Most people don't know this but on Christmas Day 2009 my wife gave me the greatest present I have ever received on that day. A positive pregnancy test. We were going to have another baby. I was stunned, overjoyed and nervous all at once. It was a great day.
From that point on priorities were changed, plans were made and life felt like it was on fast forward. It was wonderful. Last week things as they say, took a turn for the worse. By Saturday my wife was in a great deal of pain and bleeding heavily. We rushed to the emergency room and later that day we lost a child.
There are no words to describe how horrific it was for me to see my wife in the worst pain of her life, unable to help in anyway while knowing at the same time that this new life we were given was ending before it had a chance to really begin.
When I was finally able to take our little family home, we were numb to the bone. It would take days for us to process what we had just undergone, and begin the process of mourning and healing. That process is just beginning, and will take the rest of our lives to finish.
What strikes me as truly amazing is the timing of this event. We are Orthodox Christians and the Saturday we lost our little one was the Saturday before Forgiveness Sunday, the beginning of Lent. Lent is a time that is given to us each year to contemplate death, sin and our absolute need for God. It is a time of mourning for ones own sin, and realigning ourselves on the path that we ought to follow.
But it is not a time without hope. While we are contemplating these things, we are reminded that we are rushing headlong to Pacha, or Easter as it is more commonly known. We are hurtling toward that moment that redefined reality and our place in it. That moment when death was overcome by death.
That day when the only truth that really matters was made manifest: Death is not the end, but the beginning. Don't get me wrong I still keenly feel the loss of this miracle we had for a short time, but I am comforted to know that there is love of a reality shaking kind in this universe. Love that is firmly and irrevocably set on me.
At times like this I can feel it showering me like a gentle summer rain, warm and completely penetrating. Leaving no part of me untouched by it, mixing with my tears and making of them something Holy... something healing.
It is funny, but I have found having this website to be part of my healing from some tragedy, or coming to terms with some new stage of my life, more than once. Being able to write down my thoughts and then have others come by and share in the joy, sadness, fear or wonder is more powerful than people think.
Questions often arise in regards to blogging:
- Is it still vital?
- Has its time come and gone?
- Has it been ruined as many other things have by greed?

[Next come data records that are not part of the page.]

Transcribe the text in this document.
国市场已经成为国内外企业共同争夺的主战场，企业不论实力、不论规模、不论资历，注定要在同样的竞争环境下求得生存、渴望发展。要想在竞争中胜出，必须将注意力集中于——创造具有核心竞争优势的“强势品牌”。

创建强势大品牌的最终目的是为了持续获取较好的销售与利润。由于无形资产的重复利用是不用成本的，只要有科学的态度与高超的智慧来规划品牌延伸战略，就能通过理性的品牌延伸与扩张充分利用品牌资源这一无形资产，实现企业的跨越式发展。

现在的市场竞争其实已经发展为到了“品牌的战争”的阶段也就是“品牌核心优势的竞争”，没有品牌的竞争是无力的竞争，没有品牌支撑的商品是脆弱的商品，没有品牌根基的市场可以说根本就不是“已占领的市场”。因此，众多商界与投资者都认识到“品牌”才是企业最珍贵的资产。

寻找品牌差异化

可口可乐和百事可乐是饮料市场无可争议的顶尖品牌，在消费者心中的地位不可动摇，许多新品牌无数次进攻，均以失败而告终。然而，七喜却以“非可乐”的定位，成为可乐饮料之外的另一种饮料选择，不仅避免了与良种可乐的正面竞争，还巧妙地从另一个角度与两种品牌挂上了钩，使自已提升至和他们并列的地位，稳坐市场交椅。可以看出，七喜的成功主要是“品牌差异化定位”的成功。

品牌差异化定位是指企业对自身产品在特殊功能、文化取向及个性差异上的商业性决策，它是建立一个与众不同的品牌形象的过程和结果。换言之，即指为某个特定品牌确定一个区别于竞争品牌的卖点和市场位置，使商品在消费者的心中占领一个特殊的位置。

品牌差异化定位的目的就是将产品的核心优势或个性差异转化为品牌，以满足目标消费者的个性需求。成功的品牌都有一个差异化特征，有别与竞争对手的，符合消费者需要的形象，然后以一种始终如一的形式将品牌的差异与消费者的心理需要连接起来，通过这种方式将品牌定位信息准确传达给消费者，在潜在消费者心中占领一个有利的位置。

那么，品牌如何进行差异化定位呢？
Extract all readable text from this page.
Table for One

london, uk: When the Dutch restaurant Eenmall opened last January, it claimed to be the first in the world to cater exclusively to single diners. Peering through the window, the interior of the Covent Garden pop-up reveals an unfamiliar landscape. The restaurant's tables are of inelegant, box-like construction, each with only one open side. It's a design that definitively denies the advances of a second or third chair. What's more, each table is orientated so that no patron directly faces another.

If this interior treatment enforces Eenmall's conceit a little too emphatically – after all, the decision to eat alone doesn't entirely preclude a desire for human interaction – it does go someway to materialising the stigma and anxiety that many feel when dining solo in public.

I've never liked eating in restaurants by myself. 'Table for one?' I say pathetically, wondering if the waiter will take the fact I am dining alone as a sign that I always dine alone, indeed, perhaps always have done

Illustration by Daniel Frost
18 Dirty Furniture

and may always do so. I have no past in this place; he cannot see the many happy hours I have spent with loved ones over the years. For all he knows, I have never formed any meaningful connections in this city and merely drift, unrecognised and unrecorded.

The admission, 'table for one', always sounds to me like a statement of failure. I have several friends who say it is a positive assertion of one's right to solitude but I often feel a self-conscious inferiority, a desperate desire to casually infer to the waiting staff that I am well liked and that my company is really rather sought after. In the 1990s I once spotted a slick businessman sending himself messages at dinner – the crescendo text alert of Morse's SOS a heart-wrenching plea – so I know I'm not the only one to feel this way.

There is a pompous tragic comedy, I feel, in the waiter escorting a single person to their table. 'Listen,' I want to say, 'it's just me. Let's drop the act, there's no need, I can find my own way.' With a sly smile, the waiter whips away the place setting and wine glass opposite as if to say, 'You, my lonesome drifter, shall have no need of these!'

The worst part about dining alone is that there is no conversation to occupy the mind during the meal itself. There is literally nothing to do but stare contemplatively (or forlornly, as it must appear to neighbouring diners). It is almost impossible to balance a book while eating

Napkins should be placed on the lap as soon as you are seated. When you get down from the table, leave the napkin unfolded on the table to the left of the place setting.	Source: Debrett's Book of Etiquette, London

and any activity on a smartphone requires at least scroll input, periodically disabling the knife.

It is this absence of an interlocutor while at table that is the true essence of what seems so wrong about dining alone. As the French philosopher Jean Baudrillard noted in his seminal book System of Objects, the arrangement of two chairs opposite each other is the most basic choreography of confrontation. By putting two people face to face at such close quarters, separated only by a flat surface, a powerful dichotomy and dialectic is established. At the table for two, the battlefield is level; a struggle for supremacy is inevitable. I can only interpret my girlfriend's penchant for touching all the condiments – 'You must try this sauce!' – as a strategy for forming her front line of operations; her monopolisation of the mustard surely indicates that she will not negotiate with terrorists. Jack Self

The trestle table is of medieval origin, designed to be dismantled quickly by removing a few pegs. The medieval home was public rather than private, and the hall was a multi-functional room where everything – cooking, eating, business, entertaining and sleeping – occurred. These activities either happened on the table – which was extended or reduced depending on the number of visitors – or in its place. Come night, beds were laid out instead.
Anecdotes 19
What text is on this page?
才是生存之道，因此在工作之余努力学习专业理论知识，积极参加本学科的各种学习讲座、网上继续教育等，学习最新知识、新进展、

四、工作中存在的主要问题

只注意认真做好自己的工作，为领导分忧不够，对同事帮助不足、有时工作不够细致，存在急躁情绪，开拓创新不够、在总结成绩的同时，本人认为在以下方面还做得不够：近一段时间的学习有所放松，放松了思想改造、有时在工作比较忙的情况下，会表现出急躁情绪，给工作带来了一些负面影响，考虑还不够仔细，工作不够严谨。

My answer to these, especially today, is that the answer is up to us. Will we allow this medium that can bring so much good, help and healing to people to be destroyed by greed, opportunism and selfishness, or will we fight to keep it vital, meaningful and a help to the world?
In the end it is our choice. The power is, as always, in our hands. Today I feel more keenly than ever that we should be saying "yes we will defend this new medium we have created". Since I for one am better for it.
Thanks for reading today, and over the past 7 years, 9 months and 1 day. I hope we have 8 more years of sharing life together internet.